Fortunately for us, Paul’s doxology in verses 20-21 beautifully
positions all of the preceding petitions in a final expression of praise that
assumes that God will accomplish even more than that which remains for us
inarticulate and unimaginable. In other words, after Paul is done praying
for the Church, he nevertheless remains cognizant of the fact that God continues
attending to a divine prayer list that infinitely exceeds all our expectations!
How could the Church live as anything less than the embodiment of God’s
glory in the world, supported and upheld as it is by this underlying power
of God ready now to be made evident in the sovereign ease of its working?

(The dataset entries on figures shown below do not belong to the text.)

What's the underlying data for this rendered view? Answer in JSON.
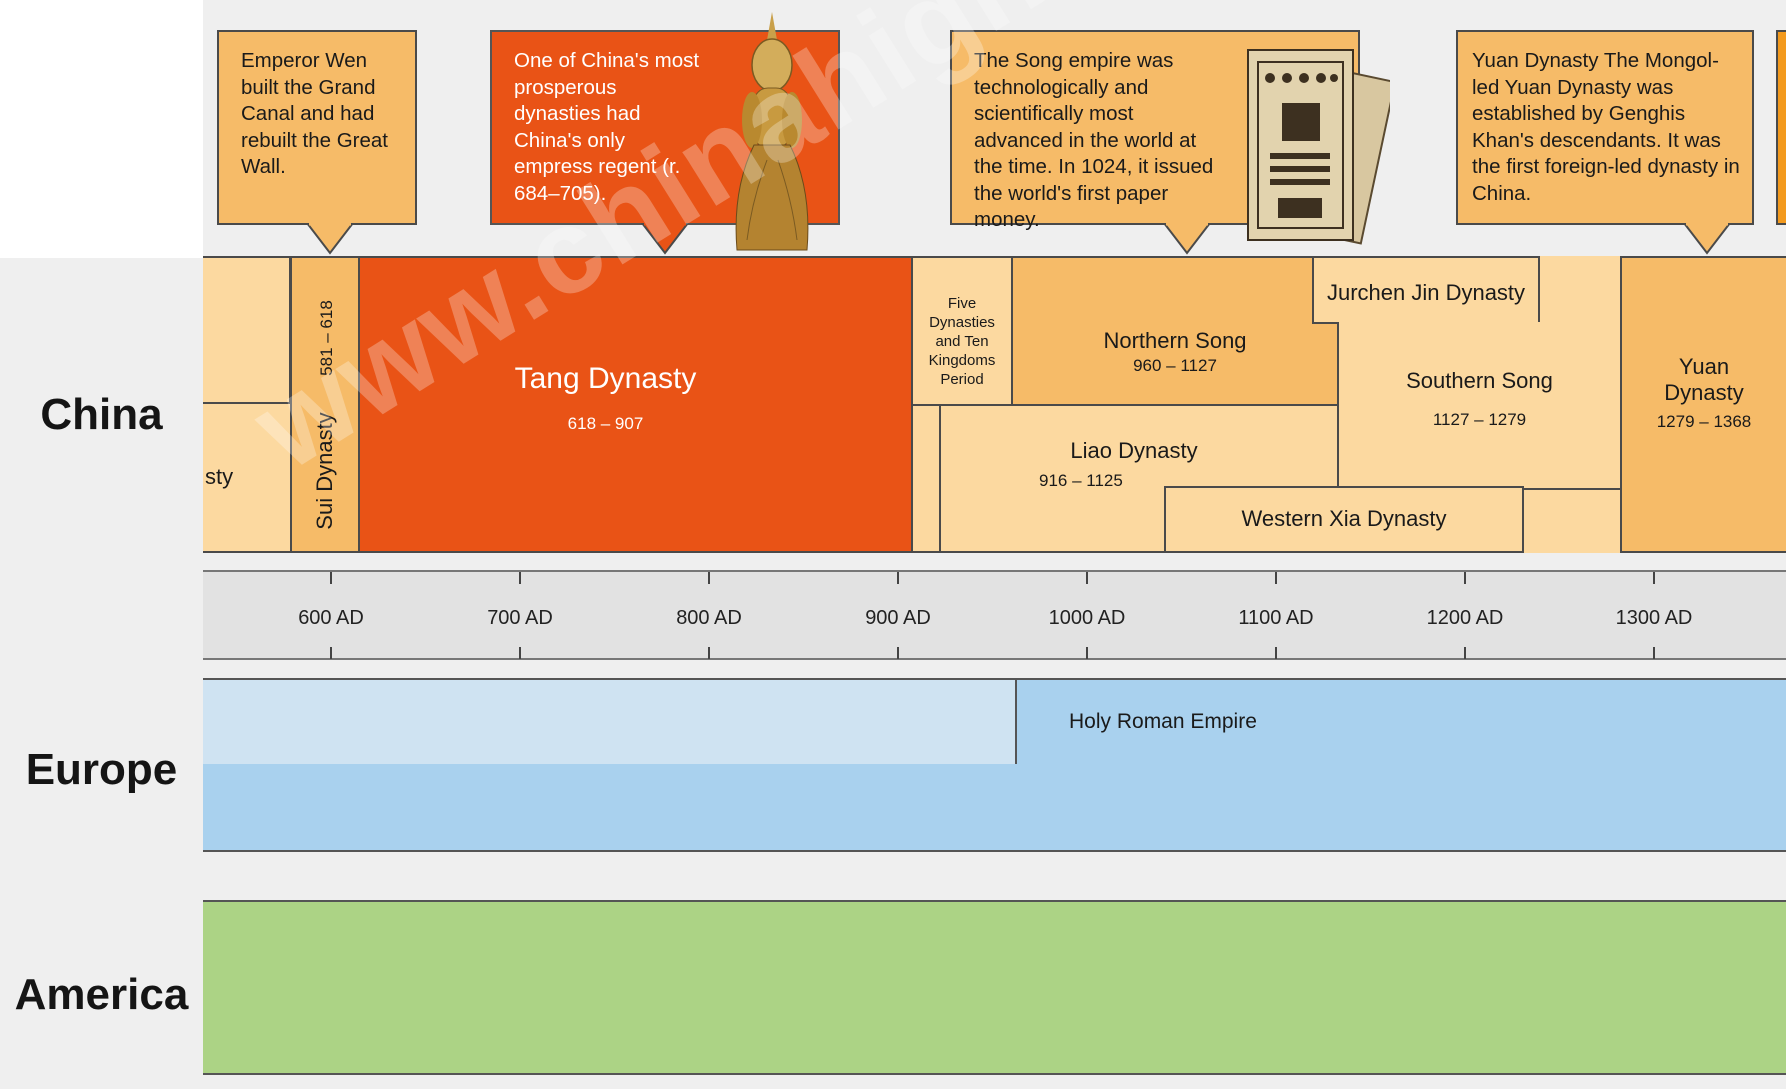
{
  "regions": {
    "china": "China",
    "europe": "Europe",
    "america": "America"
  },
  "callouts": {
    "sui": "Emperor Wen built the Grand Canal and had rebuilt the Great Wall.",
    "tang": "One of China's most prosperous dynasties had China's only empress regent (r. 684–705).",
    "song": "The Song empire was technologically and scientifically most advanced in the world at the time. In 1024, it issued the world's first paper money.",
    "yuan": "Yuan Dynasty The Mongol-led Yuan Dynasty was established by Genghis Khan's descendants. It was the first foreign-led dynasty in China."
  },
  "dynasties": {
    "partial": "sty",
    "sui_years": "581 – 618",
    "sui_name": "Sui Dynasty",
    "tang_name": "Tang Dynasty",
    "tang_years": "618 – 907",
    "five": "Five Dynasties and Ten Kingdoms Period",
    "northern_song_name": "Northern Song",
    "northern_song_years": "960 – 1127",
    "jin_name": "Jurchen Jin Dynasty",
    "liao_name": "Liao Dynasty",
    "liao_years": "916 – 1125",
    "southern_song_name": "Southern Song",
    "southern_song_years": "1127 – 1279",
    "western_xia_name": "Western Xia Dynasty",
    "yuan_name": "Yuan Dynasty",
    "yuan_years": "1279 – 1368"
  },
  "axis_ticks": [
    "600 AD",
    "700 AD",
    "800 AD",
    "900 AD",
    "1000 AD",
    "1100 AD",
    "1200 AD",
    "1300 AD"
  ],
  "europe": {
    "holy_roman": "Holy Roman Empire"
  },
  "watermark": "www.chinahighlights.com",
  "colors": {
    "tang": "#e95316",
    "light_orange": "#fcd9a0",
    "mid_orange": "#f6bb68",
    "europe_light": "#cfe3f2",
    "europe_mid": "#a9d1ee",
    "america": "#acd385"
  }
}
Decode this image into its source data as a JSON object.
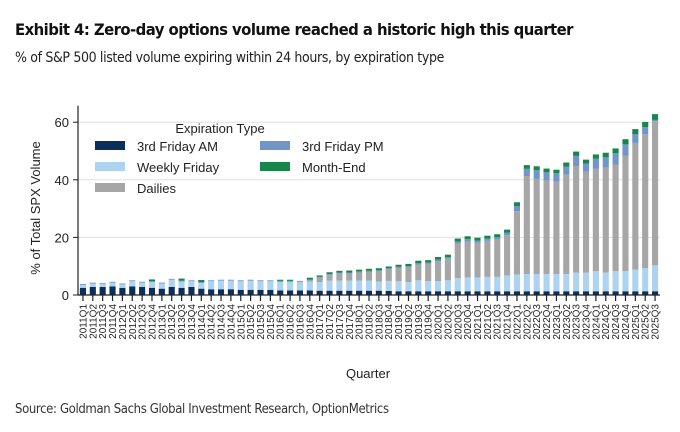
{
  "header": {
    "title": "Exhibit 4: Zero-day options volume reached a historic high this quarter",
    "subtitle": "% of S&P 500 listed volume expiring within 24 hours, by expiration type"
  },
  "footer": {
    "source": "Source: Goldman Sachs Global Investment Research, OptionMetrics"
  },
  "chart_data": {
    "type": "bar",
    "stacked": true,
    "title": "",
    "xlabel": "Quarter",
    "ylabel": "% of Total SPX Volume",
    "ylim": [
      0,
      65
    ],
    "yticks": [
      0,
      20,
      40,
      60
    ],
    "grid": true,
    "legend": {
      "title": "Expiration Type",
      "placement": "top-left"
    },
    "colors": {
      "3rd Friday AM": "#0b2f5b",
      "3rd Friday PM": "#6f96c6",
      "Weekly Friday": "#aed3f0",
      "Dailies": "#a6a6a6",
      "Month-End": "#17864a"
    },
    "categories": [
      "2011Q1",
      "2011Q2",
      "2011Q3",
      "2011Q4",
      "2012Q1",
      "2012Q2",
      "2012Q3",
      "2012Q4",
      "2013Q1",
      "2013Q2",
      "2013Q3",
      "2013Q4",
      "2014Q1",
      "2014Q2",
      "2014Q3",
      "2014Q4",
      "2015Q1",
      "2015Q2",
      "2015Q3",
      "2015Q4",
      "2016Q1",
      "2016Q2",
      "2016Q3",
      "2016Q4",
      "2017Q1",
      "2017Q2",
      "2017Q3",
      "2017Q4",
      "2018Q1",
      "2018Q2",
      "2018Q3",
      "2018Q4",
      "2019Q1",
      "2019Q2",
      "2019Q3",
      "2019Q4",
      "2020Q1",
      "2020Q2",
      "2020Q3",
      "2020Q4",
      "2021Q1",
      "2021Q2",
      "2021Q3",
      "2021Q4",
      "2022Q1",
      "2022Q2",
      "2022Q3",
      "2022Q4",
      "2023Q1",
      "2023Q2",
      "2023Q3",
      "2023Q4",
      "2024Q1",
      "2024Q2",
      "2024Q3",
      "2024Q4",
      "2025Q1",
      "2025Q2",
      "2025Q3"
    ],
    "series": [
      {
        "name": "3rd Friday AM",
        "values": [
          2.5,
          2.8,
          2.8,
          3.0,
          2.5,
          3.0,
          2.8,
          2.5,
          2.2,
          2.8,
          2.5,
          2.8,
          2.2,
          2.0,
          2.0,
          2.0,
          1.8,
          1.8,
          1.8,
          1.8,
          1.6,
          1.6,
          1.6,
          1.6,
          1.5,
          1.5,
          1.5,
          1.5,
          1.5,
          1.5,
          1.5,
          1.4,
          1.3,
          1.3,
          1.3,
          1.3,
          1.3,
          1.3,
          1.3,
          1.3,
          1.3,
          1.3,
          1.3,
          1.3,
          1.3,
          1.3,
          1.3,
          1.3,
          1.3,
          1.3,
          1.3,
          1.3,
          1.3,
          1.3,
          1.3,
          1.3,
          1.3,
          1.3,
          1.3
        ]
      },
      {
        "name": "Weekly Friday",
        "values": [
          1.0,
          1.2,
          1.0,
          1.3,
          1.2,
          1.8,
          1.5,
          2.0,
          1.8,
          2.5,
          2.2,
          2.0,
          2.0,
          2.8,
          3.0,
          3.0,
          3.0,
          3.2,
          3.0,
          3.0,
          3.0,
          3.0,
          2.8,
          3.0,
          3.0,
          3.5,
          3.5,
          3.5,
          3.5,
          3.5,
          3.2,
          3.5,
          3.5,
          3.2,
          3.8,
          3.5,
          3.5,
          3.8,
          4.5,
          4.8,
          4.8,
          5.0,
          5.0,
          5.5,
          5.8,
          6.0,
          6.0,
          6.0,
          6.0,
          6.0,
          6.5,
          6.5,
          7.0,
          6.5,
          7.0,
          7.0,
          7.5,
          8.0,
          9.0
        ]
      },
      {
        "name": "Dailies",
        "values": [
          0.0,
          0.0,
          0.0,
          0.0,
          0.0,
          0.0,
          0.0,
          0.0,
          0.0,
          0.0,
          0.0,
          0.0,
          0.0,
          0.0,
          0.0,
          0.0,
          0.0,
          0.0,
          0.0,
          0.0,
          0.0,
          0.0,
          0.2,
          0.5,
          1.5,
          2.0,
          2.5,
          2.5,
          2.8,
          3.0,
          3.5,
          4.0,
          4.5,
          5.0,
          5.5,
          6.0,
          7.0,
          7.5,
          12.0,
          12.5,
          12.0,
          12.5,
          13.0,
          14.0,
          22.0,
          34.0,
          33.0,
          32.5,
          32.0,
          34.5,
          37.0,
          35.0,
          35.5,
          36.5,
          37.0,
          40.0,
          44.0,
          46.5,
          50.0
        ]
      },
      {
        "name": "3rd Friday PM",
        "values": [
          0.3,
          0.3,
          0.3,
          0.3,
          0.3,
          0.3,
          0.3,
          0.3,
          0.3,
          0.3,
          0.3,
          0.3,
          0.3,
          0.3,
          0.3,
          0.3,
          0.3,
          0.3,
          0.3,
          0.3,
          0.3,
          0.3,
          0.3,
          0.3,
          0.3,
          0.3,
          0.3,
          0.3,
          0.4,
          0.4,
          0.4,
          0.4,
          0.5,
          0.5,
          0.5,
          0.5,
          0.5,
          0.5,
          0.8,
          0.8,
          0.8,
          0.8,
          0.8,
          0.9,
          1.8,
          2.5,
          3.0,
          2.8,
          3.0,
          2.8,
          3.5,
          2.8,
          3.5,
          3.5,
          4.0,
          4.0,
          3.0,
          2.5,
          0.5
        ]
      },
      {
        "name": "Month-End",
        "values": [
          0.0,
          0.0,
          0.0,
          0.0,
          0.0,
          0.0,
          0.0,
          0.6,
          0.0,
          0.0,
          0.7,
          0.0,
          0.7,
          0.0,
          0.0,
          0.0,
          0.0,
          0.0,
          0.0,
          0.0,
          0.4,
          0.4,
          0.0,
          0.6,
          0.5,
          0.6,
          0.6,
          0.7,
          0.6,
          0.7,
          0.7,
          0.6,
          0.7,
          0.8,
          0.8,
          0.8,
          0.9,
          0.9,
          1.0,
          1.0,
          1.0,
          1.0,
          1.0,
          1.0,
          1.3,
          1.3,
          1.4,
          1.3,
          1.2,
          1.4,
          1.5,
          1.4,
          1.5,
          1.6,
          1.6,
          1.8,
          1.8,
          1.8,
          2.0
        ]
      }
    ]
  }
}
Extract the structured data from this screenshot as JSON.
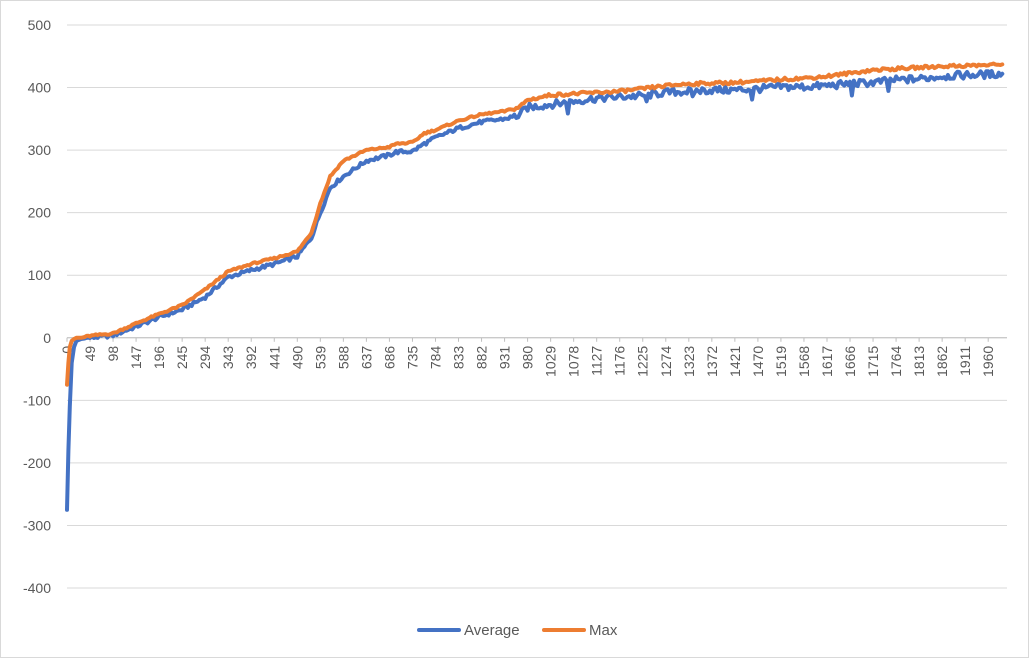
{
  "chart_data": {
    "type": "line",
    "title": "",
    "xlabel": "",
    "ylabel": "",
    "ylim": [
      -400,
      500
    ],
    "y_ticks": [
      500,
      400,
      300,
      200,
      100,
      0,
      -100,
      -200,
      -300,
      -400
    ],
    "x_range": [
      0,
      2000
    ],
    "x_ticks": [
      "0",
      "49",
      "98",
      "147",
      "196",
      "245",
      "294",
      "343",
      "392",
      "441",
      "490",
      "539",
      "588",
      "637",
      "686",
      "735",
      "784",
      "833",
      "882",
      "931",
      "980",
      "1029",
      "1078",
      "1127",
      "1176",
      "1225",
      "1274",
      "1323",
      "1372",
      "1421",
      "1470",
      "1519",
      "1568",
      "1617",
      "1666",
      "1715",
      "1764",
      "1813",
      "1862",
      "1911",
      "1960"
    ],
    "grid": "horizontal",
    "legend_position": "bottom",
    "series": [
      {
        "name": "Average",
        "color": "#4472C4",
        "x": [
          0,
          3,
          6,
          10,
          15,
          20,
          30,
          49,
          98,
          147,
          196,
          245,
          294,
          343,
          392,
          441,
          490,
          520,
          539,
          560,
          588,
          637,
          686,
          700,
          735,
          760,
          784,
          833,
          882,
          931,
          960,
          980,
          1029,
          1078,
          1127,
          1176,
          1225,
          1274,
          1323,
          1372,
          1421,
          1470,
          1519,
          1568,
          1617,
          1666,
          1715,
          1764,
          1813,
          1862,
          1911,
          1960,
          1990
        ],
        "values": [
          -275,
          -180,
          -110,
          -40,
          -15,
          -5,
          -2,
          0,
          4,
          18,
          33,
          45,
          65,
          97,
          108,
          118,
          130,
          160,
          200,
          240,
          258,
          283,
          292,
          297,
          298,
          310,
          320,
          335,
          345,
          350,
          355,
          368,
          373,
          378,
          383,
          385,
          387,
          392,
          394,
          396,
          396,
          398,
          401,
          401,
          403,
          406,
          408,
          412,
          414,
          418,
          420,
          421,
          422
        ]
      },
      {
        "name": "Max",
        "color": "#ED7D31",
        "x": [
          0,
          3,
          6,
          10,
          15,
          20,
          30,
          49,
          98,
          147,
          196,
          245,
          294,
          343,
          392,
          441,
          490,
          520,
          539,
          560,
          588,
          637,
          686,
          700,
          735,
          760,
          784,
          833,
          882,
          931,
          960,
          980,
          1029,
          1078,
          1127,
          1176,
          1225,
          1274,
          1323,
          1372,
          1421,
          1470,
          1519,
          1568,
          1617,
          1666,
          1715,
          1764,
          1813,
          1862,
          1911,
          1960,
          1990
        ],
        "values": [
          -75,
          -40,
          -15,
          -5,
          -2,
          0,
          0,
          3,
          7,
          23,
          38,
          52,
          77,
          106,
          118,
          127,
          138,
          168,
          215,
          258,
          283,
          300,
          305,
          310,
          312,
          327,
          332,
          347,
          357,
          362,
          368,
          380,
          388,
          390,
          392,
          394,
          398,
          403,
          406,
          407,
          408,
          410,
          413,
          415,
          418,
          423,
          428,
          430,
          432,
          434,
          435,
          436,
          437
        ]
      }
    ]
  }
}
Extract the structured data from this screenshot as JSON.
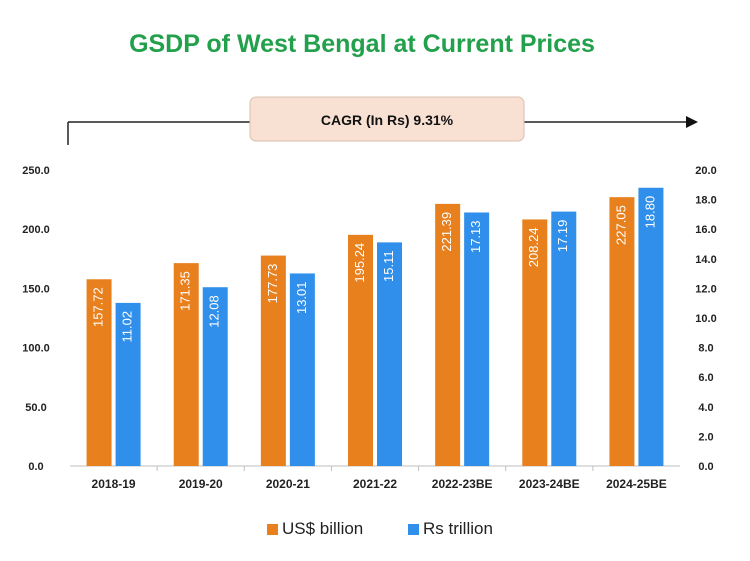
{
  "chart_data": {
    "type": "bar",
    "title": "GSDP of West Bengal at Current Prices",
    "annotation": "CAGR (In Rs) 9.31%",
    "categories": [
      "2018-19",
      "2019-20",
      "2020-21",
      "2021-22",
      "2022-23BE",
      "2023-24BE",
      "2024-25BE"
    ],
    "series": [
      {
        "name": "US$ billion",
        "axis": "left",
        "color": "#E8801E",
        "values": [
          157.72,
          171.35,
          177.73,
          195.24,
          221.39,
          208.24,
          227.05
        ],
        "labels": [
          "157.72",
          "171.35",
          "177.73",
          "195.24",
          "221.39",
          "208.24",
          "227.05"
        ]
      },
      {
        "name": "Rs trillion",
        "axis": "right",
        "color": "#2F8FEA",
        "values": [
          11.02,
          12.08,
          13.01,
          15.11,
          17.13,
          17.19,
          18.8
        ],
        "labels": [
          "11.02",
          "12.08",
          "13.01",
          "15.11",
          "17.13",
          "17.19",
          "18.80"
        ]
      }
    ],
    "y_left": {
      "min": 0,
      "max": 250,
      "ticks": [
        "0.0",
        "50.0",
        "100.0",
        "150.0",
        "200.0",
        "250.0"
      ]
    },
    "y_right": {
      "min": 0,
      "max": 20,
      "ticks": [
        "0.0",
        "2.0",
        "4.0",
        "6.0",
        "8.0",
        "10.0",
        "12.0",
        "14.0",
        "16.0",
        "18.0",
        "20.0"
      ]
    },
    "legend_position": "bottom",
    "title_color": "#22A04B",
    "annotation_box_color": "#F8E1D3"
  }
}
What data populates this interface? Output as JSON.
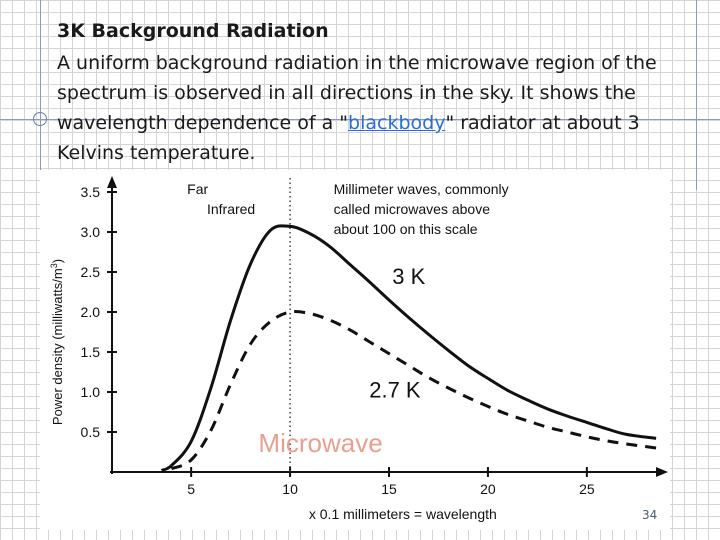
{
  "slide": {
    "title": "3K Background Radiation",
    "body_text": "A uniform background radiation in the microwave region of the spectrum is observed in all directions in the sky. It shows the wavelength dependence of a \"",
    "body_link": "blackbody",
    "body_text_after": "\" radiator at about 3 Kelvins temperature.",
    "page_number": "34"
  },
  "chart_data": {
    "type": "line",
    "xlabel": "x 0.1 millimeters = wavelength",
    "ylabel": "Power density (milliwatts/m",
    "ylabel_sup": "3",
    "ylabel_close": ")",
    "x_ticks": [
      5,
      10,
      15,
      20,
      25
    ],
    "y_ticks": [
      0.5,
      1.0,
      1.5,
      2.0,
      2.5,
      3.0,
      3.5
    ],
    "y_tick_labels": [
      "0.5",
      "1.0",
      "1.5",
      "2.0",
      "2.5",
      "3.0",
      "3.5"
    ],
    "xlim": [
      1,
      29
    ],
    "ylim": [
      0,
      3.6
    ],
    "grid": false,
    "divider_x": 10,
    "region_labels": {
      "far_infrared_line1": "Far",
      "far_infrared_line2": "Infrared",
      "microwave_note_line1": "Millimeter waves, commonly",
      "microwave_note_line2": "called microwaves above",
      "microwave_note_line3": "about 100 on this scale",
      "microwave_big": "Microwave"
    },
    "series": [
      {
        "name": "3 K",
        "style": "solid",
        "x": [
          3.5,
          4,
          5,
          6,
          7,
          8,
          9,
          10,
          11,
          12,
          13,
          14,
          15,
          16,
          17,
          18,
          19,
          20,
          21,
          22,
          23,
          24,
          25,
          26,
          27,
          28.5
        ],
        "y": [
          0.02,
          0.08,
          0.38,
          1.05,
          1.9,
          2.6,
          3.02,
          3.07,
          2.98,
          2.82,
          2.6,
          2.38,
          2.15,
          1.93,
          1.72,
          1.52,
          1.33,
          1.17,
          1.02,
          0.9,
          0.79,
          0.7,
          0.62,
          0.54,
          0.47,
          0.42
        ]
      },
      {
        "name": "2.7 K",
        "style": "dashed",
        "x": [
          4,
          5,
          6,
          7,
          8,
          9,
          10,
          11,
          12,
          13,
          14,
          15,
          16,
          17,
          18,
          19,
          20,
          21,
          22,
          23,
          24,
          25,
          26,
          27,
          28.5
        ],
        "y": [
          0.04,
          0.15,
          0.52,
          1.1,
          1.6,
          1.88,
          2.0,
          1.98,
          1.9,
          1.78,
          1.63,
          1.48,
          1.33,
          1.18,
          1.05,
          0.93,
          0.82,
          0.72,
          0.64,
          0.56,
          0.5,
          0.44,
          0.39,
          0.35,
          0.3
        ]
      }
    ],
    "colors": {
      "line": "#111111",
      "microwave_label": "#e8a090"
    }
  }
}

Or perhaps the better question might be to ask why the Church would ever wish
to live as anything less than the glory of God revealed in the world? What
answers we possess to that question undoubtedly indicate the seriousness by
which we have listened to Paul pray. Because whatever we might believe to
be predetermined by our own biography, it seems quite clear that this prayer
establishes a bold, new agenda for our theology when we reflect on Paul’s
assurance of full access to God as adopted members of the divine family. It
is not to be doubted that intimacy with God is a reliable confidence builder!
For just a moment, let’s review the gains we have experienced
in this text. With the assistance of our brother Paul, we have discovered
the secret mystery that nobody seemed to know: We are the ones God has chosen
to be saints! The significance of this revelation is enormous, for this mystery
has even been disclosed to cosmic rulers and authorities. As a result of this
new and stunning change in our self-awareness, we may be bold and confident
to enjoy all the privileges of immediate access to God. We know further that
the scope of what God has done is comprehensive, for nobody has been excluded
from the loving, paternal interest and advocacy of the Father who has given
a name to every family on earth. Given these completely unexpected, comprehensive,
and intimate assurances regarding our status as full and beloved members of
God’s own household, we have been pulled into a series of intercessory
requests intending that our lives be filled with that all-encompassing love
which is indistinguishably characteristic of God. Should any of this strike
us as too tame and self-limiting, Paul concluded his prayer with a doxological
shout that God’s own concerns for us remain even more transcendent than
we could anticipate. Contrary to all our revisionist criticisms and popular
misconceptions, this says Paul, is the true identity and vocation for saints
created to bring glory to God in the Church. Perhaps it is time that a holiness
preacher reminded us who we are and to Whom we belong!
(For the full manuscript
of this sermon go to www.preachersmagazine.org and click on “Sermons.”)
Recognizing that how something is said contributes significantly to the intelligibility and meaning of what has been said, both the preacher and the congregation should benefit from a sermon giving careful attention to the rhetorical dynamics inherent to the form of a biblical text. As Tom Long put it memorably, because particular forms prefer aesthetic expressions adapted to the unique features of such forms it would be unthinkable to install vinyl siding on the cathedral of Notre Dame! By implication, our text suggests we should consider how a preacher could extend the rhetorical impact of Paul’s intercession for the Ephesians. Although we know that no sermon is ever quite the same thing as a prayer, perhaps the preacher could aim to evoke a very real experience of being “prayed for” within the sermon. And is there any doubt that many will desire that divine infilling for which Paul prays?